Note that if the predictions agree perfectly with the labels then $R^2 = 1$. If a model always predicts $\bar{y}$, then it has $R^2 = 0$. A model that performs worse than this will have a negative $R^2$ value.

In [None]:
def r2(y, yhat):
    ymean = np.mean(y)
    ssres = np.sum((y - yhat)**2)
    sstot = np.sum((y - ymean)**2)
    return 1 - ssres/sstot

In [None]:
r2(y_test, y_pred)

## In scikit learn

These metrics are extremely standard and can therefore of course also be found in scikit-learn. It's not necessary to make your own implementation.

In [None]:
from sklearn.metrics import mean_absolute_error, mean_squared_error, r2_score

In [None]:
# MAE
mean_absolute_error(y_test, y_pred)

In [None]:
# MSE
mean_squared_error(y_test, y_pred, squared=True)

In [None]:
# RMSE
mean_squared_error(y_test, y_pred, squared=False)

In [None]:
# R2
r2_score(y_test, y_pred)

## Other models

Let's compare our RandomForestRegressor to some other models.

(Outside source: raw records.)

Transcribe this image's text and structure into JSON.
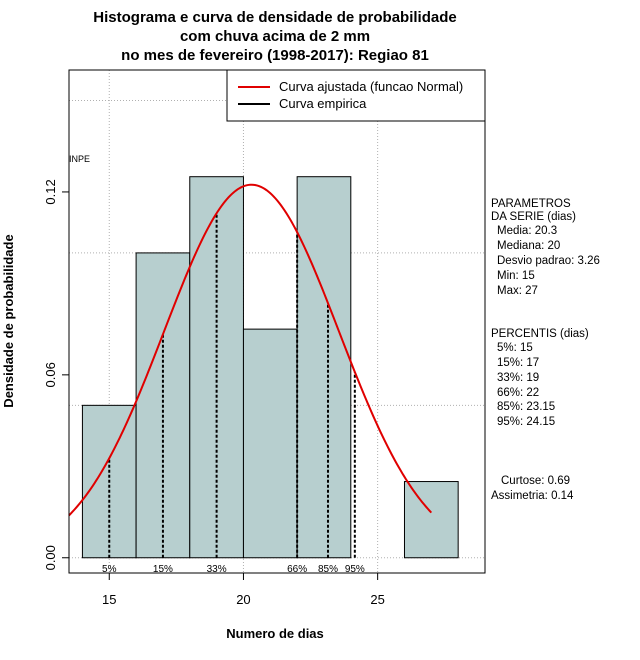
{
  "chart_data": {
    "type": "bar",
    "title_lines": [
      "Histograma e curva de densidade de probabilidade",
      "com chuva acima de 2 mm",
      "no mes de fevereiro (1998-2017): Regiao 81"
    ],
    "xlabel": "Numero de dias",
    "ylabel": "Densidade de probabilidade",
    "xlim": [
      13.5,
      29
    ],
    "ylim": [
      -0.005,
      0.16
    ],
    "x_ticks": [
      15,
      20,
      25
    ],
    "x_tick_labels": [
      "15",
      "20",
      "25"
    ],
    "y_ticks": [
      0.0,
      0.06,
      0.12
    ],
    "y_tick_labels": [
      "0.00",
      "0.06",
      "0.12"
    ],
    "grid": true,
    "grid_x": [
      15,
      20,
      25
    ],
    "grid_y": [
      0.0,
      0.05,
      0.1,
      0.15
    ],
    "bars": [
      {
        "x0": 14,
        "x1": 16,
        "density": 0.05
      },
      {
        "x0": 16,
        "x1": 18,
        "density": 0.1
      },
      {
        "x0": 18,
        "x1": 20,
        "density": 0.125
      },
      {
        "x0": 20,
        "x1": 22,
        "density": 0.075
      },
      {
        "x0": 22,
        "x1": 24,
        "density": 0.125
      },
      {
        "x0": 24,
        "x1": 26,
        "density": 0.0
      },
      {
        "x0": 26,
        "x1": 28,
        "density": 0.025
      }
    ],
    "bar_color": "#b7cfcf",
    "normal_curve": {
      "mean": 20.3,
      "sd": 3.26,
      "x_from": 13.5,
      "x_to": 27,
      "color": "#e00000"
    },
    "percentile_lines": [
      {
        "label": "5%",
        "x": 15
      },
      {
        "label": "15%",
        "x": 17
      },
      {
        "label": "33%",
        "x": 19
      },
      {
        "label": "66%",
        "x": 22
      },
      {
        "label": "85%",
        "x": 23.15
      },
      {
        "label": "95%",
        "x": 24.15
      }
    ],
    "legend": {
      "position": "top-right",
      "entries": [
        {
          "label": "Curva ajustada (funcao Normal)",
          "color": "#e00000"
        },
        {
          "label": "Curva empirica",
          "color": "#000000"
        }
      ]
    },
    "annotation": "INPE"
  },
  "side_panel": {
    "parametros": [
      "PARAMETROS",
      "DA SERIE (dias)",
      "Media: 20.3",
      "Mediana: 20",
      "Desvio padrao: 3.26",
      "Min: 15",
      "Max: 27"
    ],
    "percentis": [
      "PERCENTIS (dias)",
      "5%: 15",
      "15%: 17",
      "33%: 19",
      "66%: 22",
      "85%: 23.15",
      "95%: 24.15"
    ],
    "stats": [
      "Curtose: 0.69",
      "Assimetria: 0.14"
    ]
  }
}
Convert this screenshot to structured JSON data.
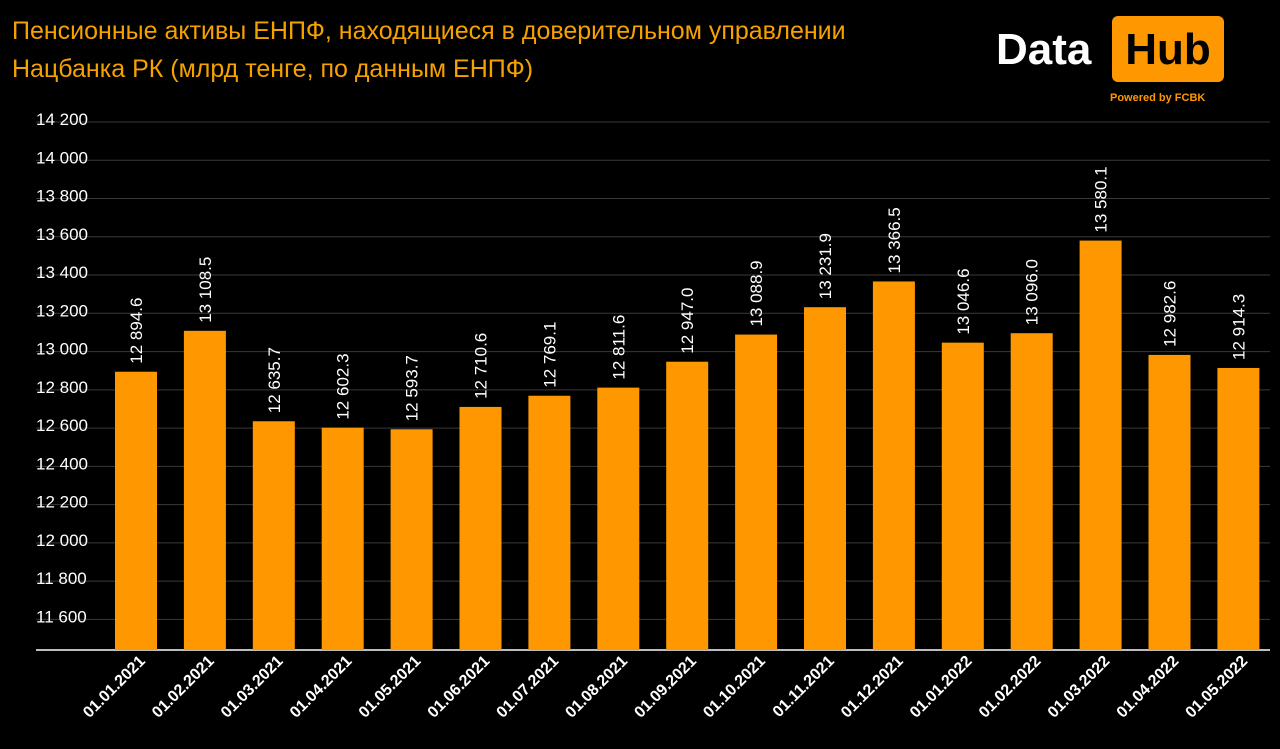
{
  "header": {
    "title_line1": "Пенсионные активы ЕНПФ, находящиеся в доверительном управлении",
    "title_line2": "Нацбанка РК (млрд тенге, по данным ЕНПФ)"
  },
  "logo": {
    "word": "Data",
    "box_word": "Hub",
    "tagline": "Powered by FCBK"
  },
  "colors": {
    "background": "#000000",
    "bar": "#ff9800",
    "title": "#f5a100",
    "text": "#ffffff",
    "grid": "#3a3a3a"
  },
  "chart_data": {
    "type": "bar",
    "categories": [
      "01.01.2021",
      "01.02.2021",
      "01.03.2021",
      "01.04.2021",
      "01.05.2021",
      "01.06.2021",
      "01.07.2021",
      "01.08.2021",
      "01.09.2021",
      "01.10.2021",
      "01.11.2021",
      "01.12.2021",
      "01.01.2022",
      "01.02.2022",
      "01.03.2022",
      "01.04.2022",
      "01.05.2022"
    ],
    "values": [
      12894.6,
      13108.5,
      12635.7,
      12602.3,
      12593.7,
      12710.6,
      12769.1,
      12811.6,
      12947.0,
      13088.9,
      13231.9,
      13366.5,
      13046.6,
      13096.0,
      13580.1,
      12982.6,
      12914.3
    ],
    "value_labels": [
      "12 894.6",
      "13 108.5",
      "12 635.7",
      "12 602.3",
      "12 593.7",
      "12 710.6",
      "12 769.1",
      "12 811.6",
      "12 947.0",
      "13 088.9",
      "13 231.9",
      "13 366.5",
      "13 046.6",
      "13 096.0",
      "13 580.1",
      "12 982.6",
      "12 914.3"
    ],
    "y_ticks": [
      11600,
      11800,
      12000,
      12200,
      12400,
      12600,
      12800,
      13000,
      13200,
      13400,
      13600,
      13800,
      14000,
      14200
    ],
    "y_tick_labels": [
      "11 600",
      "11 800",
      "12 000",
      "12 200",
      "12 400",
      "12 600",
      "12 800",
      "13 000",
      "13 200",
      "13 400",
      "13 600",
      "13 800",
      "14 000",
      "14 200"
    ],
    "ylim": [
      11440,
      14200
    ],
    "grid": true,
    "legend": "none"
  }
}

Have a look at the scikit-learn documentation for more information (and inspiration): https://scikit-learn.org/stable/supervised_learning.html#supervised-learning 

### Logistic regression

In [None]:
from sklearn.linear_model import LinearRegression

In [None]:
lr = LinearRegression()
lr.fit(X_train, y_train)

In [None]:
plt.figure(figsize=(10,10))
sns.regplot(x=y_test, y=lr.predict(X_test))
plt.show()

In [None]:
# MAE
mean_absolute_error(y_test, lr.predict(X_test))

In [None]:
# MSE
mean_squared_error(y_test, lr.predict(X_test), squared=True)

In [None]:
# RMSE
mean_squared_error(y_test, lr.predict(X_test), squared=False)

In [None]:
# R2
r2_score(y_test, lr.predict(X_test))

### ElasticNet

In [None]:
from sklearn.linear_model import ElasticNet

In [None]:
en = ElasticNet()
en.fit(X_train, y_train)

In [None]:
plt.figure(figsize=(10,10))
sns.regplot(x=y_test, y=en.predict(X_test))
plt.show()

In [None]:
# MAE
mean_absolute_error(y_test, en.predict(X_test))

In [None]:
# MSE
mean_squared_error(y_test, en.predict(X_test), squared=True)

In [None]:
# RMSE
mean_squared_error(y_test, en.predict(X_test), squared=False)

In [None]:
# R2
r2_score(y_test, en.predict(X_test))

### Gradient Boosting

In [None]:
from sklearn.ensemble import GradientBoostingRegressor

In [None]:
gb = GradientBoostingRegressor(n_estimators=500, max_depth=4, learning_rate=0.2)
gb.fit(X_train, y_train)

In [None]:
plt.figure(figsize=(10,10))
sns.regplot(x=y_test, y=gb.predict(X_test))
plt.show()

In [None]:
# MAE
mean_absolute_error(y_test, gb.predict(X_test))

In [None]:
# MSE
mean_squared_error(y_test, gb.predict(X_test), squared=True)

In [None]:
# RMSE
mean_squared_error(y_test, gb.predict(X_test), squared=False)

In [None]:
# R2
r2_score(y_test, gb.predict(X_test))

# Wrapping up

Now you've seen some basic ideas for constructing and evaluating regression models. In Assignment #1, you'll go into greater detail while building your own models to predict housing prices.